A reforma do pacto migratório, acrescentou, será "eficaz em limitar a migração irregular na Europa e fornecer alívio duradouro a países como a Alemanha".
A primeira-ministra italiana, Giorgia Meloni, afirmou que "a posição italiana ganhou".
Uma fonte do governo alemão expressou satisfação pelo fato de seu país ter conseguido que "as intervenções dos socorristas no mar não possam ser usadas como pretexto para ativar o regulamento de crise".
Já o ministro espanhol de Relações Exteriores, José Manuel Albares, apontou que "avançamos para conseguir uma política migratória comum, responsável e solidária".
A ministra sueca das Migrações, Maria Malmer Stenergard, disse que está "muito feliz" porque o que foi acordado em Bruxelas "é uma peça muito importante do quebra-cabeças do pacto de Migração e Asilo".

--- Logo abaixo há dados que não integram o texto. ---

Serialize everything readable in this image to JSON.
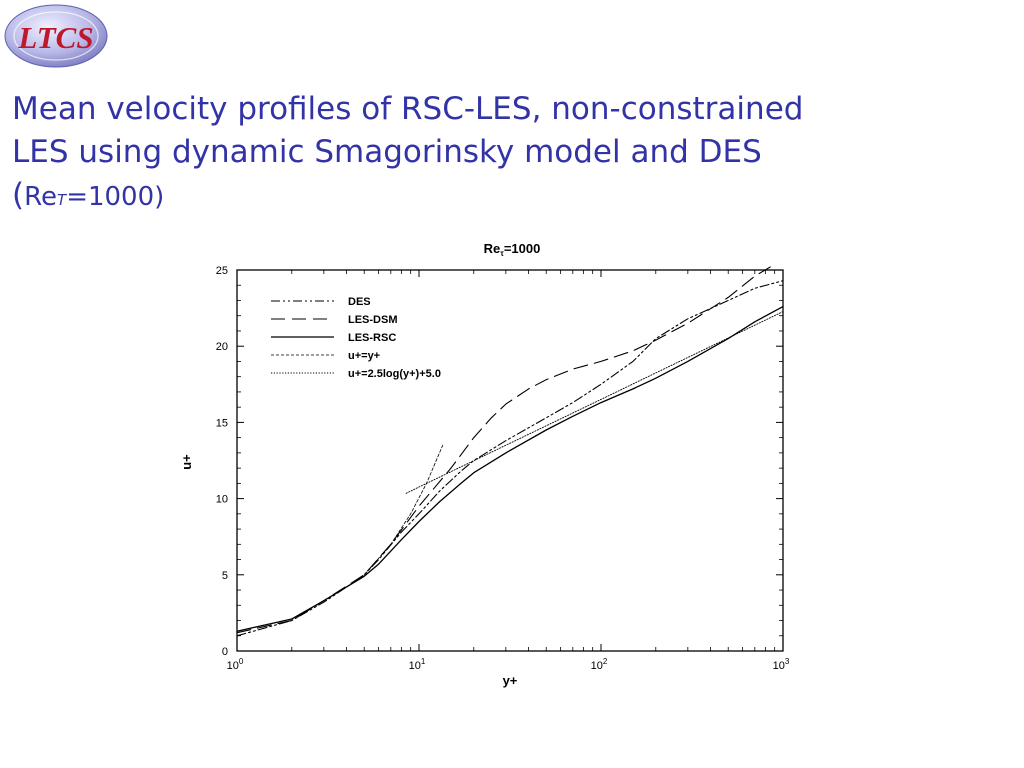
{
  "logo": {
    "text": "LTCS"
  },
  "slide": {
    "title_line1": "Mean velocity profiles of RSC-LES, non-constrained",
    "title_line2": "LES using dynamic Smagorinsky model and DES",
    "title_line3_open": "(",
    "title_line3_re": "Re",
    "title_line3_sub": "T",
    "title_line3_rest": "=1000)"
  },
  "colors": {
    "title": "#3333a8",
    "logo_red": "#c0182b",
    "logo_blue": "#8080c8",
    "lines": "#000000"
  },
  "chart_data": {
    "type": "line",
    "title": "Re",
    "title_subscript": "τ",
    "title_suffix": "=1000",
    "xlabel": "y+",
    "ylabel": "u+",
    "x_scale": "log",
    "xlim": [
      1,
      1000
    ],
    "ylim": [
      0,
      25
    ],
    "x_ticks": [
      {
        "value": 1,
        "base": "10",
        "exp": "0"
      },
      {
        "value": 10,
        "base": "10",
        "exp": "1"
      },
      {
        "value": 100,
        "base": "10",
        "exp": "2"
      },
      {
        "value": 1000,
        "base": "10",
        "exp": "3"
      }
    ],
    "y_ticks": [
      0,
      5,
      10,
      15,
      20,
      25
    ],
    "legend_position": "top-left",
    "series": [
      {
        "name": "DES",
        "dash": "dash-dot-dot",
        "points": [
          [
            1,
            1.0
          ],
          [
            2,
            2.0
          ],
          [
            3,
            3.2
          ],
          [
            4,
            4.2
          ],
          [
            5,
            5.0
          ],
          [
            6,
            6.0
          ],
          [
            8,
            7.8
          ],
          [
            10,
            9.0
          ],
          [
            13,
            10.5
          ],
          [
            17,
            11.8
          ],
          [
            20,
            12.5
          ],
          [
            30,
            13.8
          ],
          [
            50,
            15.3
          ],
          [
            70,
            16.3
          ],
          [
            100,
            17.5
          ],
          [
            150,
            19.0
          ],
          [
            200,
            20.5
          ],
          [
            300,
            21.8
          ],
          [
            500,
            23.0
          ],
          [
            700,
            23.8
          ],
          [
            1000,
            24.3
          ]
        ]
      },
      {
        "name": "LES-DSM",
        "dash": "long-dash",
        "points": [
          [
            1,
            1.2
          ],
          [
            2,
            2.0
          ],
          [
            3,
            3.3
          ],
          [
            5,
            5.0
          ],
          [
            7,
            7.0
          ],
          [
            10,
            9.5
          ],
          [
            15,
            12.0
          ],
          [
            20,
            14.0
          ],
          [
            25,
            15.3
          ],
          [
            30,
            16.2
          ],
          [
            40,
            17.2
          ],
          [
            50,
            17.8
          ],
          [
            70,
            18.5
          ],
          [
            100,
            19.0
          ],
          [
            150,
            19.7
          ],
          [
            200,
            20.4
          ],
          [
            300,
            21.5
          ],
          [
            500,
            23.2
          ],
          [
            700,
            24.6
          ],
          [
            850,
            25.2
          ]
        ]
      },
      {
        "name": "LES-RSC",
        "dash": "solid",
        "points": [
          [
            1,
            1.3
          ],
          [
            2,
            2.1
          ],
          [
            3,
            3.3
          ],
          [
            5,
            4.9
          ],
          [
            6,
            5.7
          ],
          [
            8,
            7.3
          ],
          [
            10,
            8.5
          ],
          [
            13,
            9.8
          ],
          [
            17,
            11.0
          ],
          [
            20,
            11.7
          ],
          [
            30,
            13.0
          ],
          [
            50,
            14.5
          ],
          [
            70,
            15.4
          ],
          [
            100,
            16.3
          ],
          [
            150,
            17.2
          ],
          [
            200,
            17.9
          ],
          [
            300,
            19.0
          ],
          [
            500,
            20.5
          ],
          [
            700,
            21.6
          ],
          [
            1000,
            22.6
          ]
        ]
      },
      {
        "name": "u+=y+",
        "dash": "short-dash",
        "points": [
          [
            5,
            5
          ],
          [
            7,
            7
          ],
          [
            9,
            9
          ],
          [
            11,
            11
          ],
          [
            13.5,
            13.5
          ]
        ]
      },
      {
        "name": "u+=2.5log(y+)+5.0",
        "dash": "dotted",
        "points": [
          [
            8.5,
            10.35
          ],
          [
            10,
            10.76
          ],
          [
            20,
            12.49
          ],
          [
            50,
            14.78
          ],
          [
            100,
            16.51
          ],
          [
            200,
            18.25
          ],
          [
            500,
            20.54
          ],
          [
            1000,
            22.27
          ]
        ]
      }
    ]
  }
}
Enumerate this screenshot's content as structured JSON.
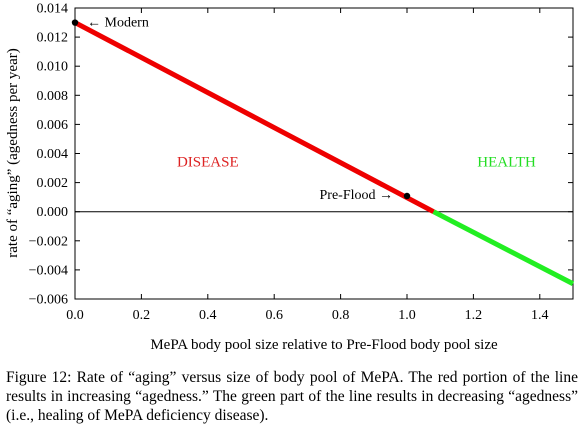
{
  "chart_data": {
    "type": "line",
    "xlabel": "MePA body pool size relative to Pre-Flood body pool size",
    "ylabel": "rate of “aging” (agedness per year)",
    "xlim": [
      0,
      1.5
    ],
    "ylim": [
      -0.006,
      0.014
    ],
    "x_ticks": [
      "0.0",
      "0.2",
      "0.4",
      "0.6",
      "0.8",
      "1.0",
      "1.2",
      "1.4"
    ],
    "x_tick_values": [
      0,
      0.2,
      0.4,
      0.6,
      0.8,
      1.0,
      1.2,
      1.4
    ],
    "y_ticks": [
      "−0.006",
      "−0.004",
      "−0.002",
      "0.000",
      "0.002",
      "0.004",
      "0.006",
      "0.008",
      "0.010",
      "0.012",
      "0.014"
    ],
    "y_tick_values": [
      -0.006,
      -0.004,
      -0.002,
      0.0,
      0.002,
      0.004,
      0.006,
      0.008,
      0.01,
      0.012,
      0.014
    ],
    "grid": false,
    "series": [
      {
        "color": "#ee0000",
        "x": [
          0.0,
          1.08
        ],
        "y": [
          0.013,
          0.0
        ]
      },
      {
        "color": "#22ee22",
        "x": [
          1.08,
          1.5
        ],
        "y": [
          0.0,
          -0.00495
        ]
      }
    ],
    "zero_line": {
      "y": 0.0
    },
    "points": [
      {
        "label": "← Modern",
        "x": 0.0,
        "y": 0.013
      },
      {
        "label": "Pre-Flood →",
        "x": 1.0,
        "y": 0.00108
      }
    ],
    "annotations": [
      {
        "text": "DISEASE",
        "color": "#dd2222",
        "x": 0.4,
        "y": 0.0031
      },
      {
        "text": "HEALTH",
        "color": "#22dd22",
        "x": 1.3,
        "y": 0.0031
      }
    ]
  },
  "caption": "Figure 12: Rate of “aging” versus size of body pool of MePA. The red portion of the line results in increasing “agedness.” The green part of the line results in decreasing “agedness” (i.e., healing of MePA deficiency disease)."
}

- Oposição de Polônia e Hungria -
Fontes diplomáticas afirmaram, nesta quarta-feira, que na reunião dos representantes permanentes em Bruxelas os delegados de Polônia e Hungria votaram contra.
Os dois países se opõem à intenção da Comissão Europeia (braço Executivo da UE) de fazer com que todos os países do bloco aceitem migrantes ou ajudem a cobrir os custos.
Em declarações à imprensa de seu país, o ministro húngaro das Relações Exteriores, Peter Szijjarto, fez um apelo para "interromper de imediato esta política migratória".
Ele pediu o "fim imediato das cotas obrigatórias de assentamento (...), convidando os migrantes e o fim do apoio ao modelo de negócio dos traficantes de pessoas".
Há uma semana, os ministros do Interior da UE discutiram uma solução de compromisso que finalmente lhes permitiu obter o apoio da Alemanha, mas a opção não agradou a Itália e o caso voltou a ficar sem solução.